Speeding up with ArrayBuffers and Typed Arrays

This post is about how ArrayBuffers and their views allow you to easily out-perform standard Arrays.

Whenever I implement an algorithm in JavaScript and want to improve the execution time, I always start by trying to find a way to convert my Arrays to Typed Arrays. It's an easy, low-effort way to consistenly improve performance in numeric-heavy workloads. This blog post will investigate exactly why you get this free performance boost,​ where you can use it, and what its limitations are.

To understand Typed Arrays, we first need to understand ArrayBuffers.

ArrayBuffers

ArrayBuffers are JavaScript's byte arrays. It represents a continuous chunk of raw binary data, initialised to 0, with no assumptions or knowledge of whether it is 8-bit or 64-bit numbers it contains. The array may either be fixed-length, or resizable up to a pre-defined maxByteLength. Either type only initialises memory of the length provided, but resizable ArrayBuffers may reallocate their memory to larger sizes elsewhere in memory in the future - except for Firefox, which allocates maxByteLength from the start.
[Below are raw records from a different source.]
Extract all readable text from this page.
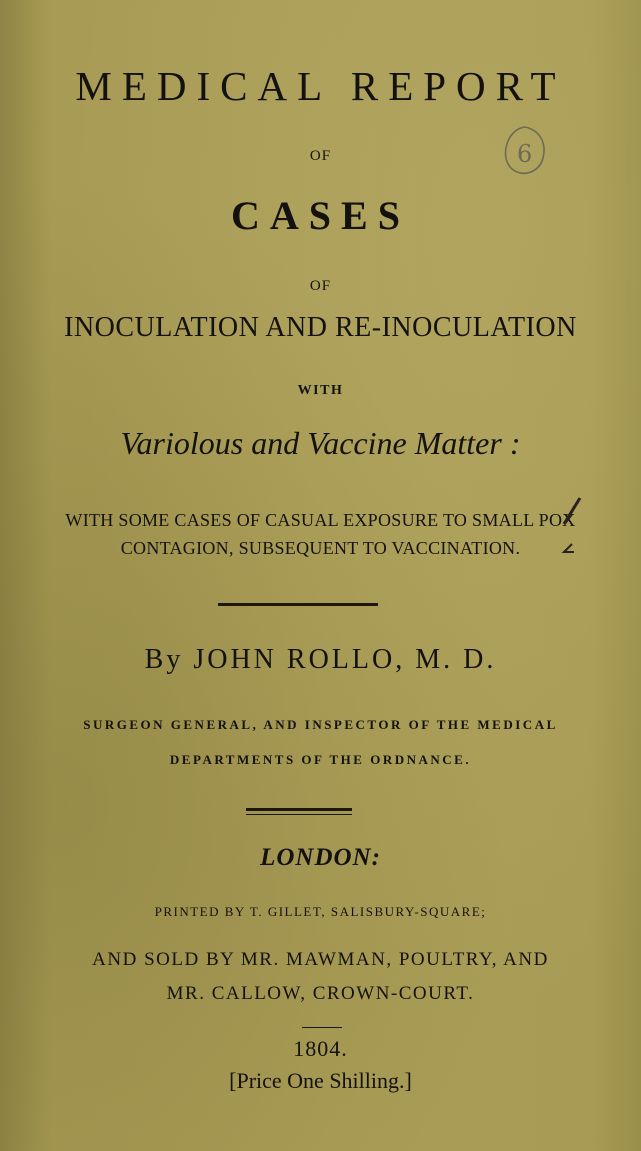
MEDICAL REPORT
OF
CASES
OF
INOCULATION AND RE-INOCULATION
WITH
Variolous and Vaccine Matter :
WITH SOME CASES OF CASUAL EXPOSURE TO SMALL POX
CONTAGION, SUBSEQUENT TO VACCINATION.
By JOHN ROLLO, M. D.
SURGEON GENERAL, AND INSPECTOR OF THE MEDICAL
DEPARTMENTS OF THE ORDNANCE.
LONDON:
PRINTED BY T. GILLET, SALISBURY-SQUARE;
AND SOLD BY MR. MAWMAN, POULTRY, AND
MR. CALLOW, CROWN-COURT.
1804.
[Price One Shilling.]
6
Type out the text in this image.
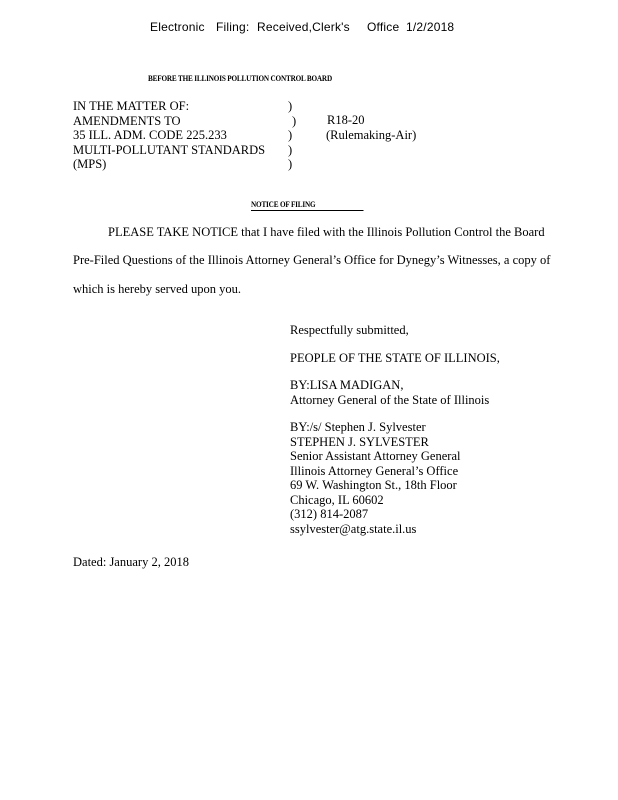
Electronic Filing: Received,Clerk's Office 1/2/2018
BEFORE THE ILLINOIS POLLUTION CONTROL BOARD
IN THE MATTER OF:
AMENDMENTS TO
35 ILL. ADM. CODE 225.233
MULTI-POLLUTANT STANDARDS
(MPS)
)
)
)
)
)
R18-20
(Rulemaking-Air)
NOTICE OF FILING
PLEASE TAKE NOTICE that I have filed with the Illinois Pollution Control the Board
Pre-Filed Questions of the Illinois Attorney General’s Office for Dynegy’s Witnesses, a copy of
which is hereby served upon you.
Respectfully submitted,
PEOPLE OF THE STATE OF ILLINOIS,
BY:LISA MADIGAN,
Attorney General of the State of Illinois
BY:/s/ Stephen J. Sylvester
STEPHEN J. SYLVESTER
Senior Assistant Attorney General
Illinois Attorney General’s Office
69 W. Washington St., 18th Floor
Chicago, IL 60602
(312) 814-2087
ssylvester@atg.state.il.us
Dated: January 2, 2018
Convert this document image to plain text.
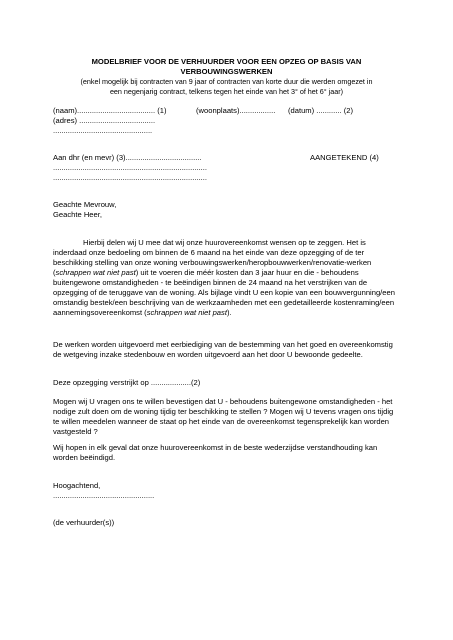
MODELBRIEF VOOR DE VERHUURDER VOOR EEN OPZEG OP BASIS VAN
VERBOUWINGSWERKEN
(enkel mogelijk bij contracten van 9 jaar of contracten van korte duur die werden omgezet in
een negenjarig contract, telkens tegen het einde van het 3° of het 6° jaar)
(naam)..................................... (1)	(woonplaats)................. (datum) ............ (2)
(adres) ....................................
...............................................
Aan dhr (en mevr) (3)....................................	AANGETEKEND (4)
.........................................................................
.........................................................................
Geachte Mevrouw,
Geachte Heer,

Hierbij delen wij U mee dat wij onze huurovereenkomst wensen op te zeggen. Het is inderdaad onze bedoeling om binnen de 6 maand na het einde van deze opzegging of de ter beschikking stelling van onze woning verbouwingswerken/heropbouwwerken/renovatie-werken (schrappen wat niet past) uit te voeren die méér kosten dan 3 jaar huur en die - behoudens buitengewone omstandigheden - te beëindigen binnen de 24 maand na het verstrijken van de opzegging of de teruggave van de woning. Als bijlage vindt U een kopie van een bouwvergunning/een omstandig bestek/een beschrijving van de werkzaamheden met een gedetailleerde kostenraming/een aannemingsovereenkomst (schrappen wat niet past).

De werken worden uitgevoerd met eerbiediging van de bestemming van het goed en overeenkomstig de wetgeving inzake stedenbouw en worden uitgevoerd aan het door U bewoonde gedeelte.

Deze opzegging verstrijkt op ...................(2)

Mogen wij U vragen ons te willen bevestigen dat U - behoudens buitengewone omstandigheden - het nodige zult doen om de woning tijdig ter beschikking te stellen ? Mogen wij U tevens vragen ons tijdig te willen meedelen wanneer de staat op het einde van de overeenkomst tegensprekelijk kan worden vastgesteld ?

Wij hopen in elk geval dat onze huurovereenkomst in de beste wederzijdse verstandhouding kan worden beëindigd.

Hoogachtend,
................................................
(de verhuurder(s))
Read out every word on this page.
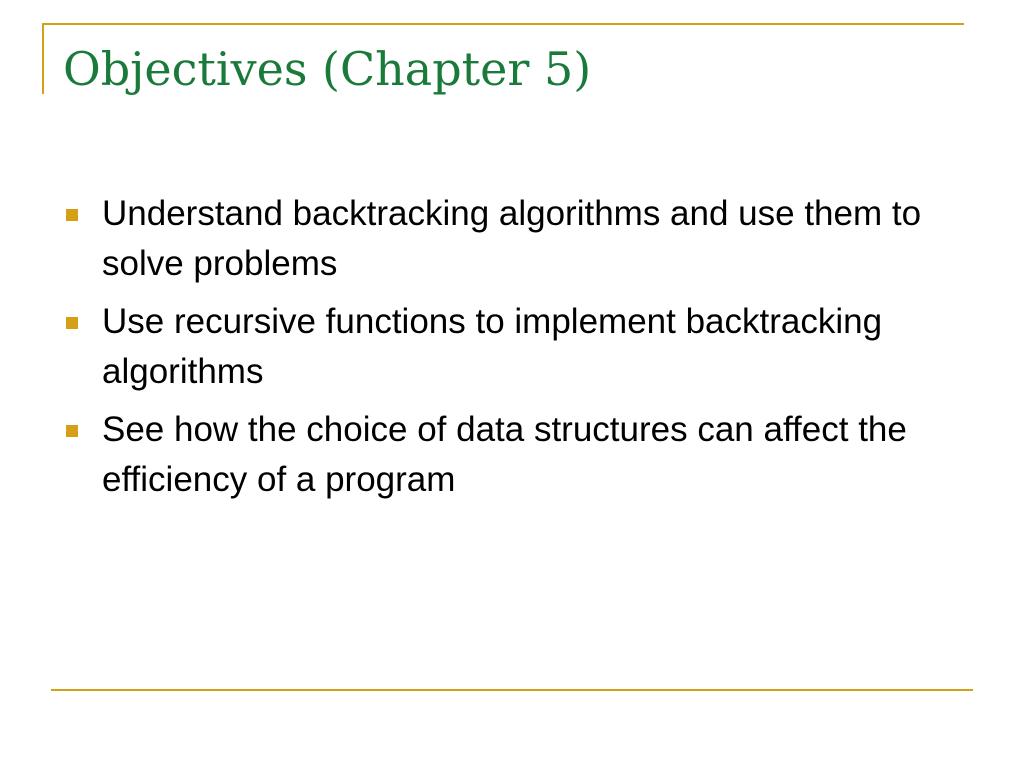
Objectives (Chapter 5)
Understand backtracking algorithms and use them to solve problems
Use recursive functions to implement backtracking algorithms
See how the choice of data structures can affect the efficiency of a program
To initialise an ArrayBuffer, you simply construct it with a given byte length, and optionally provide a maxByteLength option to make it resizable. Once initialised, you cannot modify or read from it directly. You must use a View – more on that later.

The only permitted operations on an ArrayBuffer are transferring it to a new buffer (and detaching the old along the way), slicing part of the ArrayBuffer and copying it into a new ArrayBuffer as well as a couple of resize-related functions.

Purpose of ArrayBuffers

The purpose of ArrayBuffers is to provide a way of accessing and modifying memory in a performant, consistent and predictable way.
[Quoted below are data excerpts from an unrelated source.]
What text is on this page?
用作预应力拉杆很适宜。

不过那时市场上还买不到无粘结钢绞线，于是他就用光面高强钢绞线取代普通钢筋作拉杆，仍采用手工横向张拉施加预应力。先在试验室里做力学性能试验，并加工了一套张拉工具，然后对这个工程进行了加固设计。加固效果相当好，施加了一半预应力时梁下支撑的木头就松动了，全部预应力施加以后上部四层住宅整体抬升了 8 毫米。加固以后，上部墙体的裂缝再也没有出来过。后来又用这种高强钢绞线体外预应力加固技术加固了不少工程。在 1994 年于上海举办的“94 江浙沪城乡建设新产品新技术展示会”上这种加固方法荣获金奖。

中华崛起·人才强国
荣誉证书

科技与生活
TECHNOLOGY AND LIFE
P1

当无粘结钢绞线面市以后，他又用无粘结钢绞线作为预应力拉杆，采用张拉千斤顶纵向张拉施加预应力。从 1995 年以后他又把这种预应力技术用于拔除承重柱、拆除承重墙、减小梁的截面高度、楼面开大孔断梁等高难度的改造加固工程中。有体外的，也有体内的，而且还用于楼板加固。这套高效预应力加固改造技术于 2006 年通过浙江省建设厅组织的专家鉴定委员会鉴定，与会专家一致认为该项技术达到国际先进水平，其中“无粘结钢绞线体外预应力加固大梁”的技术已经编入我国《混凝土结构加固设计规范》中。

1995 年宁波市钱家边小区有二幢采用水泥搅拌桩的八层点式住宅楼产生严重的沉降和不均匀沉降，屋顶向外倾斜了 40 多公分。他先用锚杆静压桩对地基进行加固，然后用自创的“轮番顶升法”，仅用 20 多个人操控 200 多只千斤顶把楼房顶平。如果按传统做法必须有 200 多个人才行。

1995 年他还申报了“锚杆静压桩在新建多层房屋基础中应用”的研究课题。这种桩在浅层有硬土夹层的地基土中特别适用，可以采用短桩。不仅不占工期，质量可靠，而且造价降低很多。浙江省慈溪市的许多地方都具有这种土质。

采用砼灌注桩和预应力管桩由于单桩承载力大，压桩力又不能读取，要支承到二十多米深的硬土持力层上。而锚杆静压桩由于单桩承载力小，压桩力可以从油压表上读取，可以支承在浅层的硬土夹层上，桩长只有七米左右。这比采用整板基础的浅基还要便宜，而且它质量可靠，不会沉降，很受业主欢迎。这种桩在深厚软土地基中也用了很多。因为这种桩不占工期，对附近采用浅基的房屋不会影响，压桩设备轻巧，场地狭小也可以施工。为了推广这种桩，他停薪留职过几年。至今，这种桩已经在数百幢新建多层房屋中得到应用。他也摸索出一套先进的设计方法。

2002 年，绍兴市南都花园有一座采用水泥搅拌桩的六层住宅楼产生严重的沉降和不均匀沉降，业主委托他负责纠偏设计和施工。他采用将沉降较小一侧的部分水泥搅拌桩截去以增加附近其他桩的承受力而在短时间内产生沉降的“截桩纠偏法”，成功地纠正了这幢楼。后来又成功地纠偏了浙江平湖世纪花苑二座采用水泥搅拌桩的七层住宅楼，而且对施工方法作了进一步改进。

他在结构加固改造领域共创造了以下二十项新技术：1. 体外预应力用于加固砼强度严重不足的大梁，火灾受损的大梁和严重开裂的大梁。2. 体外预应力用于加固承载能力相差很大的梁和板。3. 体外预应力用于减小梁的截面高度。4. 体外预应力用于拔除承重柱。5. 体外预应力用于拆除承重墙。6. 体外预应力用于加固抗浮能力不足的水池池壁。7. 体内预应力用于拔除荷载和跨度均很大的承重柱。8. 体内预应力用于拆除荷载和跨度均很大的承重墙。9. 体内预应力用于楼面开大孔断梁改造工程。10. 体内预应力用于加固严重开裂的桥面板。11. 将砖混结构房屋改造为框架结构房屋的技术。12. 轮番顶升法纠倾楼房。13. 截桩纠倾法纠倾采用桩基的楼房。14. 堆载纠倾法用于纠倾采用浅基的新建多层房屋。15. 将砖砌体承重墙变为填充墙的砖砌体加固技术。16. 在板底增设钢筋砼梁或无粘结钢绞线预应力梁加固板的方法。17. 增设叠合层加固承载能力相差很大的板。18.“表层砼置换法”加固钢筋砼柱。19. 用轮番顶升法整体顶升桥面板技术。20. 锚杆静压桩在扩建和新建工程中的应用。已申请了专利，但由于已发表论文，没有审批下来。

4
Compared to ArrayBuffers, regular non-optimized JavaScript Arrays contain the overhead of values being unboxed when reading, type guards verifying value types, as well as size and memory allocation handled ad-hoc, at the mercy of the Garbage Collector. Regular Arrays usually have those things optimized away if the engine figures out that they're not needed. Chrome has SMI(SMall Integer) Arrays that actually come quite close, if not outperforms the ArrayBuffer data structure. But the optimizations are opaque, differ between engines and hardware and it can be quite finicky when trying to ensure they're applied - and once an array is de-optimised, f.ex. from an SMI array to a DOUBLE-array, it never goes back to its optimised variant.

The ArrayBuffer on the other hand makes the developer define a contiguous block of fixed-length memory, where performant data access and predictable GC handling is baked in. So generally, ArrayBuffers are closer to the hardware representation, with guaranteed simplicity in how values are handled, and JIT-compilers produce much simpler machine-code.

Views on ArrayBuffers

Having established the storage aspect of individual bytes, let's move on to the abstractions, or views, on top of the buffer. If you know the constraints of your values, you can translate them to specific bit length integers, either through Typed Arrays, enforcing the same bit-length for all, or a DataView, allowing you to write arbitrary-length values to the buffer.

Typed Arrays

Typed Arrays are views on an ArrayBuffer for 8-, 16-, 32- and 64-bit values, and ditto floats (except 8-bits). They support most of the regular Array operations, except for length-modifying ones like .push, .pop or .splice. They are instantiated by simply creating a new array, e.g.: new Int32Array(size), which returns an array of 32-bit integers initialised to 0.

DataView

If your data is of a more complex nature, such as files of various media formats, you may need to access different bit-length values in the same buffer. Here, a DataView can read values of any bit-length anywhere in the buffer, and of any endianness:

function parseWav(buffer) {
  const view = new DataView(buffer);

  return {
    sampleRate: view.getUint32(24, true), // Get the next 4 bytes starting at the 24th byte, read as littleEndian
    bitsPerSample: view.getUint16(34, true),
    numChannels: view.getUint16(22, true),
    dataSize: view.getUint32(40, true)
  };
}

Performance of Typed Arrays

How Typed Arrays Achieve Better Performance

As explained above, ArrayBuffers have no unboxing overhead, a smaller memory footprint and contiguous memory assignment. CPUs are optimized for sequential, contiguous data access, with multi-level caches loading in 64-byte cache lines. The more data you can pack into lower level caches, the faster you can run your computations on it. With a TypedArray, providing 16- or 8-bit values, you can effectively pack more integers into lower level caches in the CPU, compared to the relatively large 64-bit doubles stored in the heap, which another 64-bit pointer in the standard Array points to - or in the case of optimized arrays, 32- or 64-bit integers inlined in the Array.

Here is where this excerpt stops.